Boa parte do filme foi feito com recursos próprios, mas faltava verba para que o projeto pudesse ser finalizado. Assim, como era feito entre os grupos punk feministas, que se mantinham de forma independente e colaborativa, Leticia e Patricia estão reunindo verbas desde o começo de junho através de financiamento coletivo no Catarse para viabilizar o documentário.

— Senti necessidade de contar essas histórias. Afinal, se gente não for fazer esse filme, quem vai? — diz a diretora, que foi convidada no ano passado para tocar o projeto junto a Patrícia, com quem mantém amizade desde a adolescência. — Lembro que, em 2013, li o livro “Riot grrrl: revolution girl style now!”, da Nadine Monem, e fiquei com um sentimento de nostalgia. A partir daí, comecei a escrever um esboço, que acabou ficando de lado, até que veio o convite. Não ter me afastado desse grupo de meninas também ajudou. Acho que estamos fazendo isso na hora certa.

Até agora, o projeto tem com 95 colaboradores e conseguiu arrecadar R$ 6.795. Mas ainda é pouco. O objetivo é chegar a R$ 30 mil e, para isso, o filme conta com a ajuda de doações que variam entre R$ 20 e R$ 5 mil. Em troca, os “padrinhos” e “madrinhas” receberão uma série de recompensas, que variam de acordo com o valor investido no projeto, com estreia prevista em dezembro de 2018.

— Assim que finalizarmos o filme, a ideia é inscrevê-lo no circuito de festivais internacionais para, depois, partir para o circuito nacional. Mas ainda não há nada concreto — disse a diretora, apontando para a possibilidade de disponibilizar o documentário na internet. — Pensamos sim em explorar outras janelas e plataformas, como o Vimeo e o iTunes. Mas isso fica para o futuro — acrescentou.

MENINAS REBELDES

Houve um tempo em que mulheres eram subestimadas quando o assunto era rock, gênero dominado por homens até os dias atuais. Se por um lado acreditava-se que garotas eram incapazes de tocar guitarra tão bem quanto os garotos, do outro, nascia um movimento que provaria para o mundo que lugar de mulher também é na bateria, no baixo e onde mais ela quiser.

Assim surgiu o Riot grrrl, movimento criado nos Estados Unidos nos anos 1990 e popularizado por bandas como Bikini Kill e Tribe 8, que defendiam a expressão radical do feminismo através da música e da arte. Na mesma década, jovens brasileiras foram influenciadas pela atitude rebelde e empoderadora do punk, como conta Marina Pontieri, integrante do grupo TPM (sigla de trabalhar para morrer) e entrevistada no “Faça você mesma”.

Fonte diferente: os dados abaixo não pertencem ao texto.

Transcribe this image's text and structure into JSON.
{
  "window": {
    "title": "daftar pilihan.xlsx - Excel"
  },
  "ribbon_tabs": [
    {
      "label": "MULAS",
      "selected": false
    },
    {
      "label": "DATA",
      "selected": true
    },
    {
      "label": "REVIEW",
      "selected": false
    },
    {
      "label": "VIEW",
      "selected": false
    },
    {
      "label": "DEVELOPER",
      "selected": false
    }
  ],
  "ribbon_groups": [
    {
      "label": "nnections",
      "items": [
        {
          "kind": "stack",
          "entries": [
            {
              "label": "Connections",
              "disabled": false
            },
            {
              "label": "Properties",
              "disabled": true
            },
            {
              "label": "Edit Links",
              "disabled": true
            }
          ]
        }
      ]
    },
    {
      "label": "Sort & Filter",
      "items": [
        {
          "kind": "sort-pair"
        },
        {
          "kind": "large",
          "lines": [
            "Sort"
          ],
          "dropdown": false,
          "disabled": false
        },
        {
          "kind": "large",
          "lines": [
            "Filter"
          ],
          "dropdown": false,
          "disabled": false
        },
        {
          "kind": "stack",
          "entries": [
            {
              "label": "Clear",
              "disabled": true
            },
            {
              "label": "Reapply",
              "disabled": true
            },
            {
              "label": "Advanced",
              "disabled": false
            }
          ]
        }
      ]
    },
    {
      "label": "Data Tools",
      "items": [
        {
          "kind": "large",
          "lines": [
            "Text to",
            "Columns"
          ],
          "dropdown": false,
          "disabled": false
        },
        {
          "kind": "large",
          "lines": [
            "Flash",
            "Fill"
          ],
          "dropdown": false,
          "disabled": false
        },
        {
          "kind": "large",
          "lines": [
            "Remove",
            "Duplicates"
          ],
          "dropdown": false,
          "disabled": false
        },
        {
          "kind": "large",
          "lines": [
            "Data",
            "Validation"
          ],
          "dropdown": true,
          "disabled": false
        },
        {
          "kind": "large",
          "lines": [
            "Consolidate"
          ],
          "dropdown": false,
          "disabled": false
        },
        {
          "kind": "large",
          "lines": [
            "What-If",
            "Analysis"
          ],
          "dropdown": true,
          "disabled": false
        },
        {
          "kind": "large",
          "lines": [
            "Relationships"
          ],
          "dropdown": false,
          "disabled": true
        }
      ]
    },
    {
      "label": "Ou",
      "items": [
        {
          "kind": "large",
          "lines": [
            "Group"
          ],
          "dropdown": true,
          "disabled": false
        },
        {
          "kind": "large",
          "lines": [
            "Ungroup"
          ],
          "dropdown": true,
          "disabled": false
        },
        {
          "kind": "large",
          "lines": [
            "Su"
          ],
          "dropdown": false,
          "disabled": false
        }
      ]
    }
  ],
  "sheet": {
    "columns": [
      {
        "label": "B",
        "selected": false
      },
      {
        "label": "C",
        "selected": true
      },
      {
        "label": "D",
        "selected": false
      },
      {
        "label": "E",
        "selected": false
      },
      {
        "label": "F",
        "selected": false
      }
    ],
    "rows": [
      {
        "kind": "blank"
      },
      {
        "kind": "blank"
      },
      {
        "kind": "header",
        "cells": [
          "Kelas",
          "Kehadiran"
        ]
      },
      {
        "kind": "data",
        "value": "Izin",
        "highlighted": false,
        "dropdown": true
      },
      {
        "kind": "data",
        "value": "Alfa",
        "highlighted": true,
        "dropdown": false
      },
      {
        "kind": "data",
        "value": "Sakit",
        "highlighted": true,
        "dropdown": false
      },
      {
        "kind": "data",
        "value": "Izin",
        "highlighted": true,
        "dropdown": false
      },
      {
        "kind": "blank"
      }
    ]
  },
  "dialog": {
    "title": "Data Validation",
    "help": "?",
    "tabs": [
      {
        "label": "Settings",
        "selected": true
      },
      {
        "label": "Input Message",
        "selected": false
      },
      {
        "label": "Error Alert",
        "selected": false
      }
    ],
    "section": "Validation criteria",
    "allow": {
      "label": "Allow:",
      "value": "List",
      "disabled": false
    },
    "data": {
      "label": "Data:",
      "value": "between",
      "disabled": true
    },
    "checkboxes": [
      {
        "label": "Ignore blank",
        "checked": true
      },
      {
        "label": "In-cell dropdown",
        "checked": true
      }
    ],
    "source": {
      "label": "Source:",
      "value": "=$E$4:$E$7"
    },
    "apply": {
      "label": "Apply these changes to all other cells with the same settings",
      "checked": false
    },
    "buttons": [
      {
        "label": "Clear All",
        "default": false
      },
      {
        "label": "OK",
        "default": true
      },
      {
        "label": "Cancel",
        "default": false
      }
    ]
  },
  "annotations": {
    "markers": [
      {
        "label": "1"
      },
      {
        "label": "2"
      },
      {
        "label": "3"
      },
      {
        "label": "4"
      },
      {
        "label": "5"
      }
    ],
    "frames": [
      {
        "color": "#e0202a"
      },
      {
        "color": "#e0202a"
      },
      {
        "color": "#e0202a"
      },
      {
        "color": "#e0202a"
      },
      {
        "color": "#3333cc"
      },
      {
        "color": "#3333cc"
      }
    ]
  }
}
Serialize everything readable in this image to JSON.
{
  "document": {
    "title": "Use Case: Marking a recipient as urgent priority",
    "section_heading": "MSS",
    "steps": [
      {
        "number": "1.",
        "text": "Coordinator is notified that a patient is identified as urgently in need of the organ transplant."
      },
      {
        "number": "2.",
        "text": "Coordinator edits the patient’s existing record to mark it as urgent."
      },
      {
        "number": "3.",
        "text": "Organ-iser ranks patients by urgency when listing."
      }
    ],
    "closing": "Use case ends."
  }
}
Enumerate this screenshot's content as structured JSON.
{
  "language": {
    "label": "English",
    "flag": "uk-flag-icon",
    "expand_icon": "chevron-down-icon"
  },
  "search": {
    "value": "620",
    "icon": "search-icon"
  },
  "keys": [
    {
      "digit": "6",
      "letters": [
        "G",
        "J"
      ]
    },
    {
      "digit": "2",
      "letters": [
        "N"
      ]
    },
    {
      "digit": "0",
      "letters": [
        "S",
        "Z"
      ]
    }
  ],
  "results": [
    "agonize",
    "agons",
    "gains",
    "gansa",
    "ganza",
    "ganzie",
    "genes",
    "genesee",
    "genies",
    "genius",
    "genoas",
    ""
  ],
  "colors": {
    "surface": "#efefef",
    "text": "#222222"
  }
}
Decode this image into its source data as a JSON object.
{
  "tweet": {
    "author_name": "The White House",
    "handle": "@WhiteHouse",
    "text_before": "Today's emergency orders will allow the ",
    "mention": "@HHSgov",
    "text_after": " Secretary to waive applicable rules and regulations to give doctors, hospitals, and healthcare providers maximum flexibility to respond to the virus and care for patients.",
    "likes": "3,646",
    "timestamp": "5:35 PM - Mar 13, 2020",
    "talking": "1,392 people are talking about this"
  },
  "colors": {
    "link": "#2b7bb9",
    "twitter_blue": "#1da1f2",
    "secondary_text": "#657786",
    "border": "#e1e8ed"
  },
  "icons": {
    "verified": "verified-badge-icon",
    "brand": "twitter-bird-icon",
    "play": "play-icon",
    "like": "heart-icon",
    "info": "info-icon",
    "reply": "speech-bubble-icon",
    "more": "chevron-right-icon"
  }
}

— Nasci e cresci numa família bastante intelectual, meus pais eram feministas, e hoje vejo que fui privilegiada. Mas, claro, fora desse espaço, enfrentamos um cenário de pouquíssima representatividade. Eramos poucas bandas de mulheres versus centenas de bandas masculinas, ou com uma vocalista — explicou Marina.

Além da maioria masculina, a artista também revelou que “muitos machinhos do hardcore” torciam o nariz quando as garotas subiam ao palco. Mesmo assim, elas continuaram.

— Agora vejo que a união de garotas era muito mais empoderadora do que eu enxergava na época. É muito bacana ver que as jovens estão tendo ideias que não passavam pela minha cabeça aos dezesseis anos. E, neste sentido, acho importante que estas meninas saibam de onde veio tudo isso. Por isso o documentário é tão importante — completou.